Wood shortages limit Stora Enso's Q2 growth

Stora Enso's share price fell by 10% this morning on the publication of Q2 results that failed to live up to expectations.

The share price dropped sharply, despite a 49% year-on-year increase in operational EBIT (earnings before interest & tax) to €327m (£293m), significantly below the €338m expected, and a sales increase of 5.4% to €2.7bn (£2.4bn) for the quarter.

The slowdown in performance at the Finnish paper and pulp company was attributed to a shortage in wood, but growth was maintained by favourable prices and an active management of Stora’s product mix. The company’s share price on the Copenhagen stock exchange had dropped 10% to €14.68 at the time of writing.

“Six consecutive quarters of sales growth prove that we have reached a level of sustainable profitable growth,” said chief executive Karl-Henrik Sundström. “I am proud of the strong increase in operational EBIT of 50% to €327m, despite the temporary headwinds that we have had during the quarter.

“Production-related issues, higher maintenance and tight wood supply had negative impacts. If we look specifically at consumer board, even with headwinds in production effecting volumes substantially, the division reached all-time high in sales. All in all, we still have untapped potential to grab.
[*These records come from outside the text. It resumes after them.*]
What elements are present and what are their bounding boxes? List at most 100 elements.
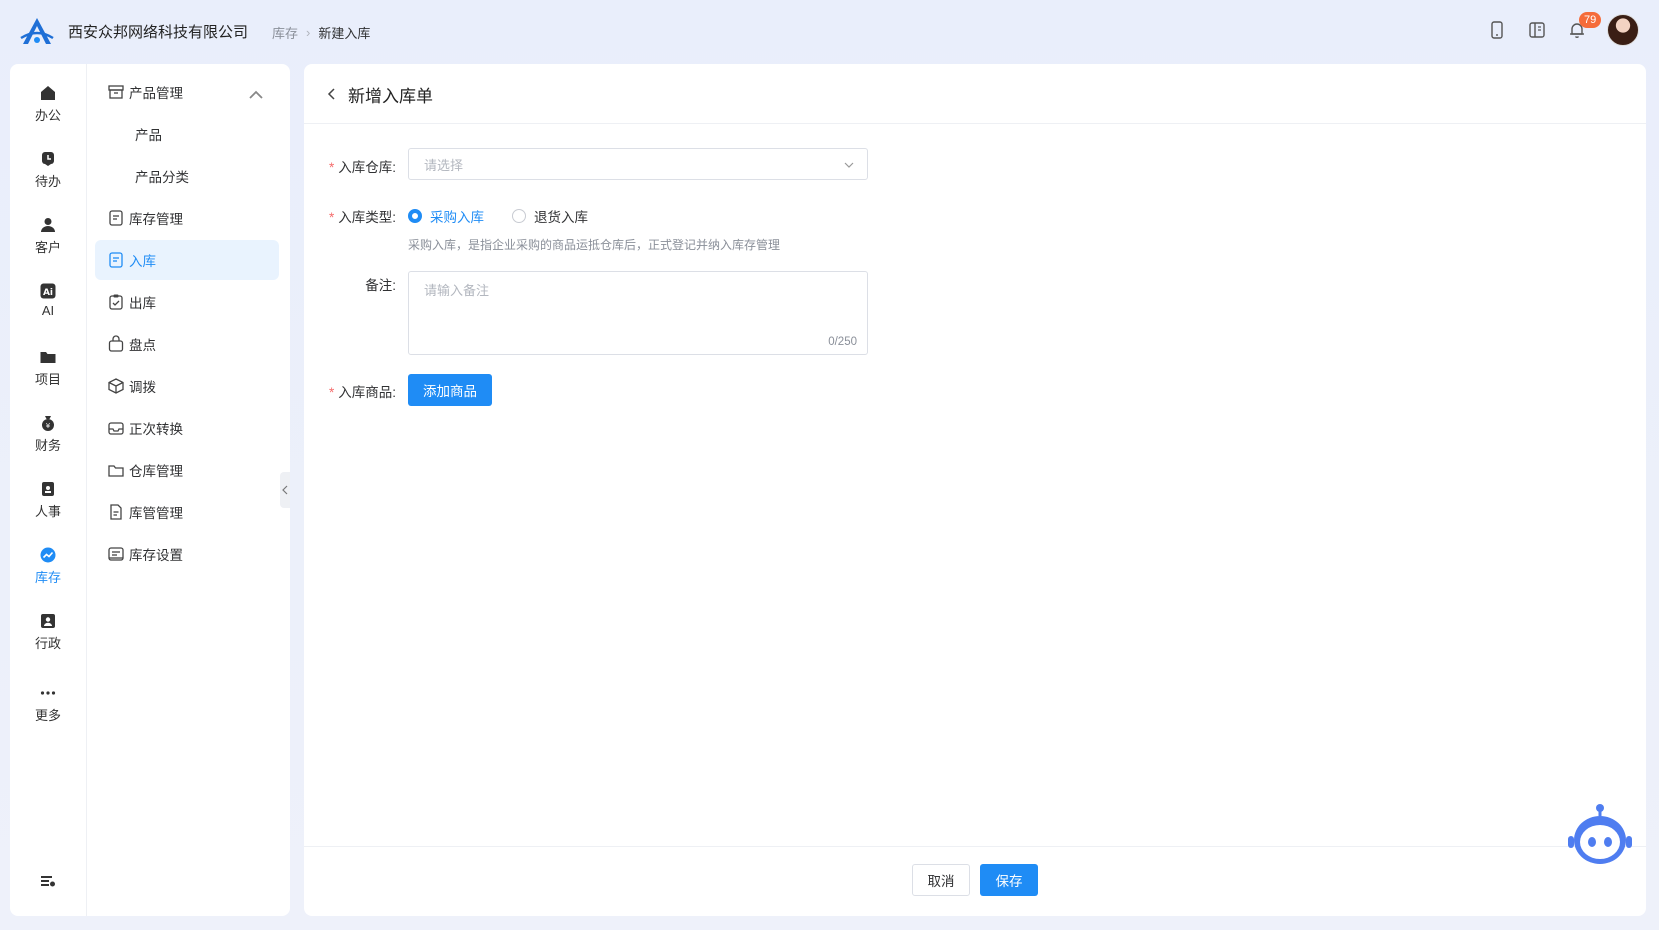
form-footer: 取消 保存: [304, 846, 1646, 916]
remark-textarea[interactable]: 请输入备注 0/250: [408, 271, 868, 355]
home-icon: [41, 86, 55, 100]
app-rail: 办公 待办 客户 Ai AI 项目 ¥ 财务 人事 库存 行政 更多: [10, 64, 86, 916]
add-goods-button[interactable]: 添加商品: [408, 374, 492, 406]
breadcrumb-separator-icon: ›: [306, 25, 311, 40]
collapse-sidebar-button[interactable]: [280, 472, 290, 508]
rail-item-label: 更多: [34, 708, 61, 723]
rail-item-inventory[interactable]: 库存: [10, 546, 86, 586]
menu-item-label: 正次转换: [129, 422, 183, 437]
mobile-icon[interactable]: [1487, 20, 1507, 40]
remark-char-count: 0/250: [828, 336, 857, 348]
chevron-left-icon: [282, 485, 288, 495]
menu-item-label: 盘点: [129, 338, 156, 353]
rail-item-label: AI: [41, 303, 55, 318]
bag-icon: [108, 335, 124, 352]
goods-label-text: 入库商品:: [338, 385, 396, 400]
page-title: 新增入库单: [348, 87, 433, 106]
rail-item-customer[interactable]: 客户: [10, 216, 86, 256]
book-icon[interactable]: [1527, 20, 1547, 40]
radio-label: 退货入库: [534, 210, 588, 225]
menu-stock-in[interactable]: 入库: [95, 240, 279, 280]
menu-product[interactable]: 产品: [95, 114, 279, 154]
warehouse-label: * 入库仓库:: [312, 156, 396, 176]
rail-item-label: 人事: [34, 504, 61, 519]
menu-item-label: 出库: [129, 296, 156, 311]
svg-text:Ai: Ai: [43, 288, 53, 298]
company-logo[interactable]: [18, 16, 56, 48]
doc-edit-icon: [109, 210, 123, 226]
rail-settings-button[interactable]: [10, 872, 86, 890]
badge-icon: [42, 482, 54, 496]
type-label: * 入库类型:: [312, 206, 396, 226]
svg-text:¥: ¥: [46, 422, 51, 430]
cancel-button[interactable]: 取消: [912, 864, 970, 896]
back-arrow-icon[interactable]: [324, 86, 340, 102]
assistant-robot-icon[interactable]: [1564, 800, 1636, 872]
chevron-down-icon: [844, 162, 854, 168]
menu-item-label: 产品管理: [129, 86, 183, 101]
bell-icon[interactable]: 79: [1567, 12, 1602, 40]
radio-purchase-in[interactable]: 采购入库: [408, 206, 484, 226]
required-mark: *: [328, 210, 335, 225]
rail-item-todo[interactable]: 待办: [10, 150, 86, 190]
rail-item-label: 财务: [34, 438, 61, 453]
menu-stocktake[interactable]: 盘点: [95, 324, 279, 364]
required-mark: *: [328, 385, 335, 400]
clipboard-check-icon: [109, 294, 123, 310]
required-mark: *: [328, 160, 335, 175]
menu-item-label: 库存管理: [129, 212, 183, 227]
avatar[interactable]: [1607, 14, 1639, 46]
menu-item-label: 库存设置: [129, 548, 183, 563]
rail-item-office[interactable]: 办公: [10, 84, 86, 124]
rail-item-admin[interactable]: 行政: [10, 612, 86, 652]
radio-checked-icon: [408, 209, 422, 223]
file-icon: [110, 504, 122, 520]
warehouse-label-text: 入库仓库:: [338, 160, 396, 175]
menu-transfer[interactable]: 调拨: [95, 366, 279, 406]
menu-product-management[interactable]: 产品管理: [95, 72, 279, 112]
menu-item-label: 产品分类: [135, 170, 189, 185]
goods-label: * 入库商品:: [312, 381, 396, 401]
menu-item-label: 仓库管理: [129, 464, 183, 479]
box-icon: [108, 85, 124, 99]
folder-open-icon: [108, 465, 124, 477]
rail-item-hr[interactable]: 人事: [10, 480, 86, 520]
breadcrumb: 库存 › 新建入库: [272, 23, 370, 42]
radio-return-in[interactable]: 退货入库: [512, 206, 588, 226]
type-hint: 采购入库，是指企业采购的商品运抵仓库后，正式登记并纳入库存管理: [408, 238, 781, 252]
settings-list-icon: [41, 876, 55, 887]
remark-placeholder: 请输入备注: [424, 283, 490, 298]
menu-product-category[interactable]: 产品分类: [95, 156, 279, 196]
ai-icon: Ai: [40, 283, 56, 299]
menu-item-label: 调拨: [129, 380, 156, 395]
menu-keeper-management[interactable]: 库管管理: [95, 492, 279, 532]
more-icon: [40, 691, 56, 695]
notification-badge: 79: [1579, 12, 1602, 28]
top-bar: 西安众邦网络科技有限公司 库存 › 新建入库 79: [0, 0, 1659, 64]
menu-item-label: 产品: [135, 128, 162, 143]
page-header: 新增入库单: [304, 64, 1646, 124]
save-button[interactable]: 保存: [980, 864, 1038, 896]
rail-item-finance[interactable]: ¥ 财务: [10, 414, 86, 454]
menu-stock-management[interactable]: 库存管理: [95, 198, 279, 238]
warehouse-placeholder: 请选择: [424, 157, 464, 173]
money-bag-icon: ¥: [42, 416, 54, 431]
admin-icon: [41, 614, 55, 628]
doc-in-icon: [109, 252, 123, 268]
rail-item-ai[interactable]: Ai AI: [10, 282, 86, 318]
cube-icon: [108, 378, 124, 394]
rail-item-label: 待办: [34, 174, 61, 189]
company-name[interactable]: 西安众邦网络科技有限公司: [68, 21, 248, 42]
rail-item-more[interactable]: 更多: [10, 684, 86, 724]
list-settings-icon: [108, 547, 124, 561]
type-label-text: 入库类型:: [338, 210, 396, 225]
rail-item-label: 库存: [34, 570, 61, 585]
rail-item-project[interactable]: 项目: [10, 348, 86, 388]
breadcrumb-item[interactable]: 库存: [272, 23, 298, 42]
menu-stock-settings[interactable]: 库存设置: [95, 534, 279, 574]
warehouse-select[interactable]: 请选择: [408, 148, 868, 180]
menu-stock-out[interactable]: 出库: [95, 282, 279, 322]
menu-conversion[interactable]: 正次转换: [95, 408, 279, 448]
menu-warehouse-management[interactable]: 仓库管理: [95, 450, 279, 490]
todo-icon: [42, 152, 54, 166]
“I am very pleased with our new, more ambitious, financial targets regarding net debt to EBITDA and debt to equity ratio. These are signalling our aim to reach an investment grade credit rating.”

With an EBIT increase of 60.4% across the first half of 2018, Stora’s outlook for Q3 foresees EBIT remaining in line with Q2 and sales continuing to hover around the region of €2.7bn.

In Q2, maintenance costs were €15m higher than initially forecast, and risks of forest fires affecting harvesting conditions will continue to keep the Nordic wood situation “tight”. It is expected to be detrimental to Stora to the tune of €10m across Q3.

However, Sundström did pledge to keep his company “ambitious”, with continued consideration on converting its Oulu paper mill into a centre for packaging board production to further its “transformation journey”.

Investment across the operation included a new cross-laminated timber unit at its Gruvön sawmill and a new fluff pulp line at its Skutskär mill.